Patient engagement is on the minds of healthcare leaders today who care about the Affordable Care Act and its driver, healthcare reform.
Patient engagement is on the minds of healthcare leaders today who care about the Affordable Care Act and its driver, healthcare reform. While many healthcare leaders embrace the engagement as a concept, challenges loom large in an industry characterized by opposing financial incentives that have, heretofore, kept patients passive, and living with preventable and progressive conditions that lead to rising healthcare costs.
According to Susan Dentzer, editor of Health Affairs, “Research shows that more informed and empowered patients, who participate with their providers in making wise care decisions, have better health outcomes – and there’s some evidence that they even have lower healthcare costs. And, if there were a blockbuster in this case, the “drug” is actually a concept – patient activation and engagement – that should have formed the heart of health care all along.”
As a digital health champion and women’s health and caregiving advocate, I constantly explore how to engage patients and caregivers, to lower health care costs and increase the opporotunity for both improved health and better wellbeing. As a result, I have a “3 P’s” construct for patient engagement. Starting with Strategic Planning, here is the first step:
Strategic planning involves identification of unmet patient needs and may be framed according to barriers to engagement. This completely depends on your own persepctive. Do you focus on clinical care? Marketing and Communications? Customer Service? Caregivers? Community Relations?
Interested in caregiving, I researched key unmet needs as compiled by the AARP as part of my blogger role with them. They helped me with the resources so caregivers would self-identify and then navigate the world of caregiving. As a health and wellness advocate for women in particular, I know that caregivers do a poor job of asking for help and taking care of themselves in the care process.
In general, the process for strategic planning includes exploring unmet needs and mapping a new pathway to meet those needs.

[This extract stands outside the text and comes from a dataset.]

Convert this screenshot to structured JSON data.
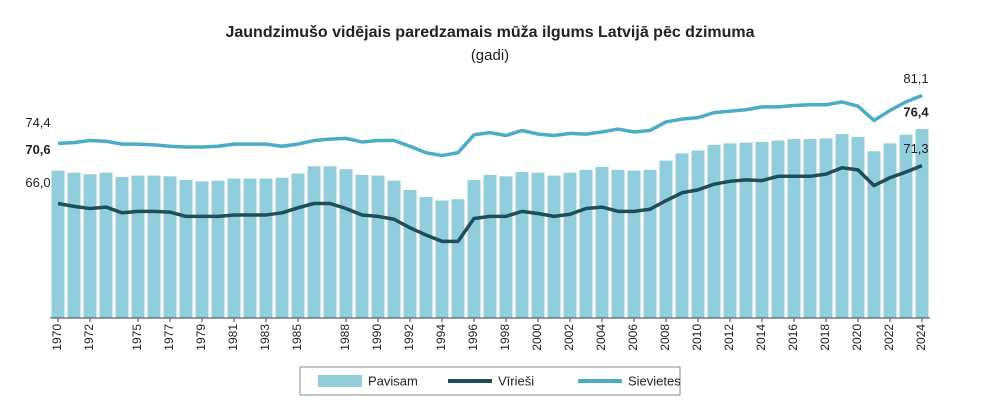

The mapping process helps pave the way for a greater understanding of how your organization or brand can serve a segment of your patients better. For example, if you would like to engage your patients in your health or wellness brand, your planning inquiry should explore impact and relationship between existing and concomitant health conditions, a characterization of daily well-being routines, understanding of self-efficacy and what it will take to adopt a new health or wellness behavior.